Author Topic: Advanced Analytics  (Read 424 times)

0 Members and 1 Guest are viewing this topic.

Offline bluestreak

  • Global Moderator
  • ****
  • Posts: 11259
Re: Advanced Analytics
« Topic Start: June 17, 2019, 04:32:43 PM »
Two reasons.  One, because there is a high chance that there is a different indicator that captures the same causal relationship better (intercorrelation).  For example, team batting average has a high correlation with runs scored.  That would lead you to focus on batting average.  It turns out that OPS has a higher correlation than batting average alone.   

Two (and this is rarer): there are traits that predict success much more reliably at lower levels than higher ones.  The classic one is birth dates.  Because most youth baseball leagues use 7/31 as the age cutoff for each year, kids get picked for youth elite travel teams at a much higher rate if they happen to be one of the oldest players in their cohort than the youngest.  My travel teams growing up were a lot of August/September/October kids, because a few extra months of physical maturity matters a lot when you're talking about 13-year-olds.  That trait is fairly highly correlated to performance even through high school, but it does not persist much at all beyond that.   In other words, there is causation in one data set that will not persist as a causal factor in a different one.

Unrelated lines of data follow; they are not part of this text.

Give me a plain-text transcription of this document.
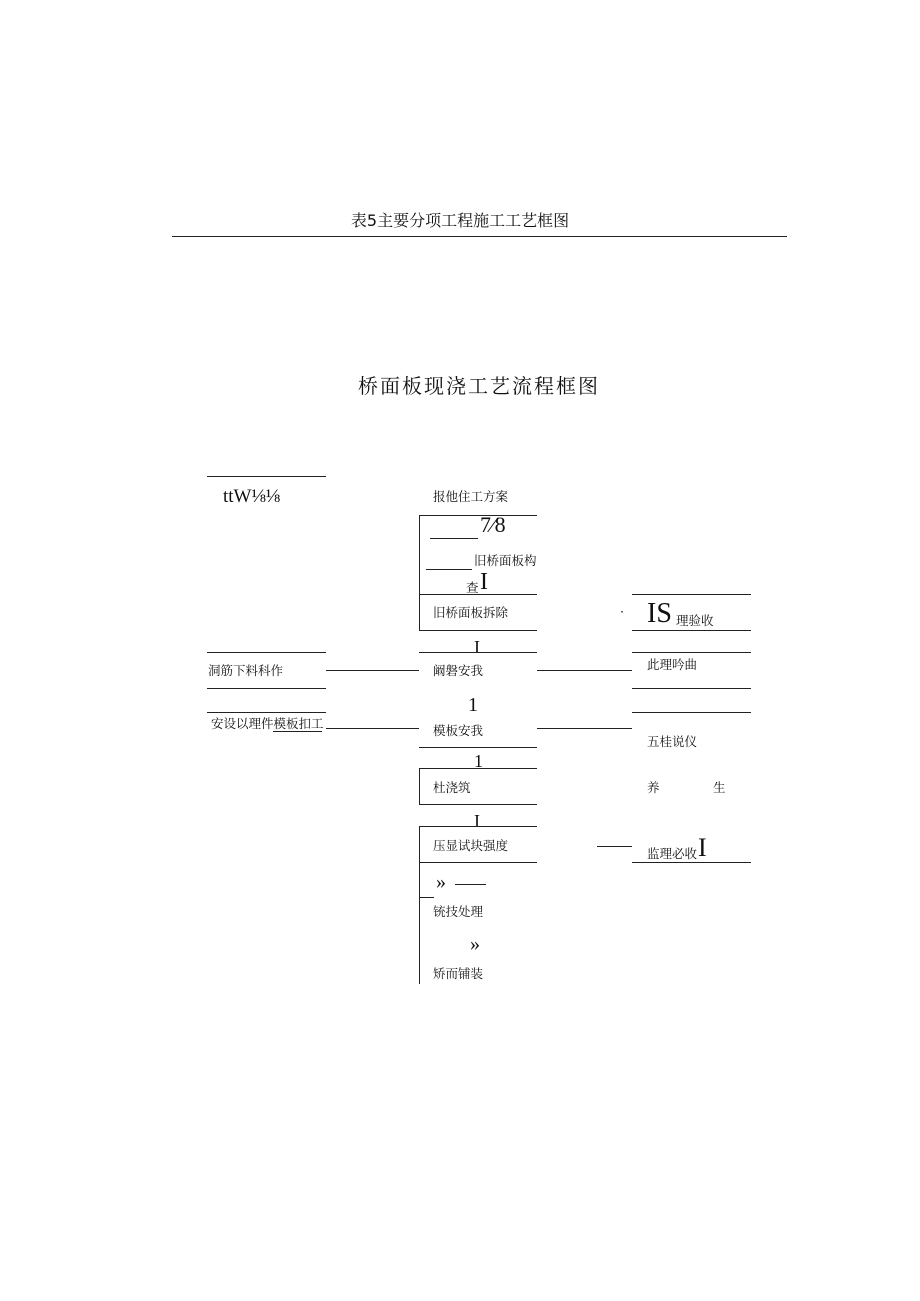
表5主要分项工程施工工艺框图
桥面板现浇工艺流程框图
ttW⅛⅛
洞筋下料科作
安设以理件模板扣工
报他住工方案
7⁄8
旧桥面板构
查 I
旧桥面板拆除
I
阚磐安我
1
模板安我
1
杜浇筑
I
压显试块强度
»
铳技处理
»
矫而铺装
· IS 理验收
此理吟曲
五桂说仪
养	生
监理必收 I
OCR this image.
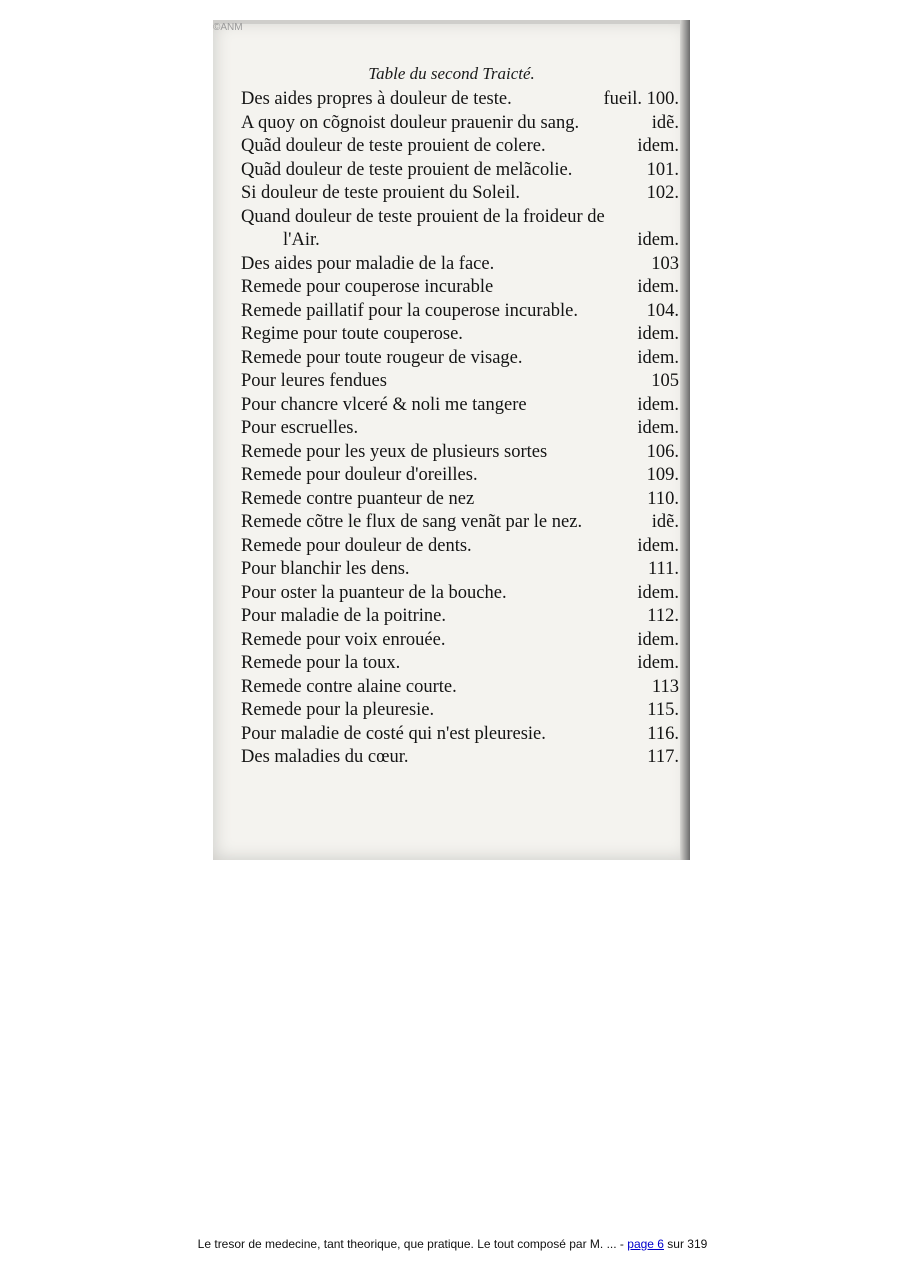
©ANM
Table du second Traicté.
Des aides propres à douleur de teste.	fueil. 100.
A quoy on cõgnoist douleur prauenir du sang.	idẽ.
Quãd douleur de teste prouient de colere.	idem.
Quãd douleur de teste prouient de melãcolie.	101.
Si douleur de teste prouient du Soleil.	102.
Quand douleur de teste prouient de la froideur de
l'Air.	idem.
Des aides pour maladie de la face.	103
Remede pour couperose incurable	idem.
Remede paillatif pour la couperose incurable.	104.
Regime pour toute couperose.	idem.
Remede pour toute rougeur de visage.	idem.
Pour leures fendues	105
Pour chancre vlceré & noli me tangere	idem.
Pour escruelles.	idem.
Remede pour les yeux de plusieurs sortes	106.
Remede pour douleur d'oreilles.	109.
Remede contre puanteur de nez	110.
Remede cõtre le flux de sang venãt par le nez.	idẽ.
Remede pour douleur de dents.	idem.
Pour blanchir les dens.	111.
Pour oster la puanteur de la bouche.	idem.
Pour maladie de la poitrine.	112.
Remede pour voix enrouée.	idem.
Remede pour la toux.	idem.
Remede contre alaine courte.	113
Remede pour la pleuresie.	115.
Pour maladie de costé qui n'est pleuresie.	116.
Des maladies du cœur.	117.
Le tresor de medecine, tant theorique, que pratique. Le tout composé par M. ... - page 6 sur 319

But batting average doesn't have a correlation without causation. It's highly correlated because a higher batting average is correlated with a high OPS because its a major component of both OBP and slugging.
This isn't some random occurrence that happens to correlate. It's pretty clear that more base hits will cause you to score more runs. Just because another stat is better, doesn't mean to other one isn't causitive.